A time for letting go of the past, decluttering and going within into the silence…A time for letting go, decluttering emotionally and with stuff..going within into the silence…A time for going within into the silence…
I had an experience yesterday that was sobering and insightful. At 4:30am the smoke detector in my home went off. What a way to awaken from a deep sleep! It finally stopped on its own. Then started up again! I was up now! After making sure there was no fire, I instinctively started collected my most important things, so if I left, I could bring them with me. I had my purse and phone, computer and chargers. The loud alert went off and on, giving me a false sense of relief because it had already triggered the fight or flight response. My body was in high alert and when this happens it is sometimes hard to think clearly. I was in action to gather my most important belongings. Necklace my Dad had given me, fav earrings from Mom, and my own favorite jewelry. Since I have been going through old files and family memory things, I collected the most important from around the house. At one point, the alarm had stopped so I was going through scrapbooks and boxes of memory objects, cards, photos, ticket stubs.
A shelf that has been giving me problems because I don’t have the right shelf pegs, and after trying to get replacements, fudged what I thought was the final try and successful fix. Not so I realized when I took out a few of the notebooks on the shelf below that I would were actually part of holding the above shelf up!

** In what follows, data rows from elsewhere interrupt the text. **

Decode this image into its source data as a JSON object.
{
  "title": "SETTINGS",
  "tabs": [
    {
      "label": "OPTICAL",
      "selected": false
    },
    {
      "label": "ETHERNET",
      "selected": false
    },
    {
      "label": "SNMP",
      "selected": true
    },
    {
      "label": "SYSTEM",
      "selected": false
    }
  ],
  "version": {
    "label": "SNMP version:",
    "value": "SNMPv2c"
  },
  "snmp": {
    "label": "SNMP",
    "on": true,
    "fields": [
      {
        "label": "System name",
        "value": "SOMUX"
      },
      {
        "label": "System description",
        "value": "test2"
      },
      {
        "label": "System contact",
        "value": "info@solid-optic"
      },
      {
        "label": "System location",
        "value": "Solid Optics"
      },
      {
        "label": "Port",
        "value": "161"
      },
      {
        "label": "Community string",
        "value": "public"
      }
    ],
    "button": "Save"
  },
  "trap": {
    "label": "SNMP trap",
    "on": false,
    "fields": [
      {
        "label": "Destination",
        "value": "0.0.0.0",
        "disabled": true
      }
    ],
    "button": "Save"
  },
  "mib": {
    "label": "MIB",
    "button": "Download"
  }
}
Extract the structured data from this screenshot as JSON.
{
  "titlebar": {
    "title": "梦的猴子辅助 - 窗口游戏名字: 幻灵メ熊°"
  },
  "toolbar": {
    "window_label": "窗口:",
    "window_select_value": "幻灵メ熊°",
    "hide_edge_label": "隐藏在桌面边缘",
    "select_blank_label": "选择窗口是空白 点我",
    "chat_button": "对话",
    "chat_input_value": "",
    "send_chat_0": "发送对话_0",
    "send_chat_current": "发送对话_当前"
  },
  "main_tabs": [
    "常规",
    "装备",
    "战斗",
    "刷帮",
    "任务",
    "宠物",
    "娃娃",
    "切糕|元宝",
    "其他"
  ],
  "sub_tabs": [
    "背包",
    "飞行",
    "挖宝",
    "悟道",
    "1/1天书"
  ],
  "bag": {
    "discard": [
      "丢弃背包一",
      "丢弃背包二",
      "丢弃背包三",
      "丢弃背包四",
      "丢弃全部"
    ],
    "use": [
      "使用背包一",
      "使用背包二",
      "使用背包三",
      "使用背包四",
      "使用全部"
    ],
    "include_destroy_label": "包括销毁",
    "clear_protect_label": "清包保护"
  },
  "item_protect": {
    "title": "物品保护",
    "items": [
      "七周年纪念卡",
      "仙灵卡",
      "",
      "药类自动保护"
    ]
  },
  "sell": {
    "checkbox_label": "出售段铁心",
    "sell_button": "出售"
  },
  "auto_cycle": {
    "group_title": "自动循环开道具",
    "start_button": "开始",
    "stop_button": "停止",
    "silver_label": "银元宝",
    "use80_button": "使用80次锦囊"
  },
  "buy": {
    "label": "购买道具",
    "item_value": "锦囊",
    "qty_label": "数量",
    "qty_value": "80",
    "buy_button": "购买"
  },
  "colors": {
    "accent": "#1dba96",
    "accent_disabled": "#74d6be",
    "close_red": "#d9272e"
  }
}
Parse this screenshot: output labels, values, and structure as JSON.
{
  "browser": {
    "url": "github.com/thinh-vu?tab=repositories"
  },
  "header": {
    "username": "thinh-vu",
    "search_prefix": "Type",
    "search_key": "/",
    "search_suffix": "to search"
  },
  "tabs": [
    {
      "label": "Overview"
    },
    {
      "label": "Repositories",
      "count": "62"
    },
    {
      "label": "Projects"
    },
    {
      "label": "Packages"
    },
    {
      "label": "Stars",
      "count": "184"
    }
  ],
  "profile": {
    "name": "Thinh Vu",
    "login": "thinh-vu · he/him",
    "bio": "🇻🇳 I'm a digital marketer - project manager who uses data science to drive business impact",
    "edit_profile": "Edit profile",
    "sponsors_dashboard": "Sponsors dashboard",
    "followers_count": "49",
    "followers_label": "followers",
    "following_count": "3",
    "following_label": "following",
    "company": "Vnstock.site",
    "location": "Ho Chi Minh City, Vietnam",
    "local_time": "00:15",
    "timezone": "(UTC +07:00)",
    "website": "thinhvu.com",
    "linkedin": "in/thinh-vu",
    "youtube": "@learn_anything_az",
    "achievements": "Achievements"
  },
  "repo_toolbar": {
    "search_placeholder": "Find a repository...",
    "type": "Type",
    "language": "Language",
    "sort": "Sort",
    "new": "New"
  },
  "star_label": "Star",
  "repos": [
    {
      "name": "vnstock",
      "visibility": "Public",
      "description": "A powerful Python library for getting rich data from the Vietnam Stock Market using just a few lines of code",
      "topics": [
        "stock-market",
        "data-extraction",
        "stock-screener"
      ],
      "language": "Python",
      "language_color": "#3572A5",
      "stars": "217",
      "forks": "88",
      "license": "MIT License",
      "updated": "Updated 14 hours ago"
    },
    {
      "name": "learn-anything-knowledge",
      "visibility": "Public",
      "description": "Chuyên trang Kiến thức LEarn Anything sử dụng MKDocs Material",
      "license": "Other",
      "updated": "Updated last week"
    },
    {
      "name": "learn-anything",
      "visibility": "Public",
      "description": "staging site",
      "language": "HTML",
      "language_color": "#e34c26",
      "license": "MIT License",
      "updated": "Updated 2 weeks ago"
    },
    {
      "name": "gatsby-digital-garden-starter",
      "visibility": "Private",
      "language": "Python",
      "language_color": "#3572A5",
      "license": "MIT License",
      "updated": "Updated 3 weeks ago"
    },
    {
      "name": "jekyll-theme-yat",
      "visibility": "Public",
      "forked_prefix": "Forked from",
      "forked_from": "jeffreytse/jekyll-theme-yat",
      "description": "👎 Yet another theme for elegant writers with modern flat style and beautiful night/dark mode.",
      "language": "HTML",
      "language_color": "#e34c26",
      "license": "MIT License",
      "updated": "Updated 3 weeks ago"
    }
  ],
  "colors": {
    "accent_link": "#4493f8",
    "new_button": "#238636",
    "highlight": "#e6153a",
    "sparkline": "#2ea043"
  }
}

Looking inside notebooks remember how I had organized and sorted through the documents for future reference and in this heightened state of awareness I realized that so much of what I had in organized fashion was unnecessary to keep!
I have been sorting files and papers for the last several months. Shredding, organizing, letting go of the past, throwing away. Over twenty years of tax returns, mortgage docs from homes that I have owned, legal and medical documents.
It was time to not only let go of the papers, but also the experiences attached to them. I have my own memories that I would keep as needed, fav photos or the contribution they made to the current “me.” I could responsibly shred old legal docs and the gamut. It felt very freeing! And the space that those plastic file bins took up, was now open space. Space that was open in physical space as well as in emotional energy. I felt lighter, the space looked lighter and cleaner. I love January for doing this decluttering physically and emotionally! What are you ready to let go of?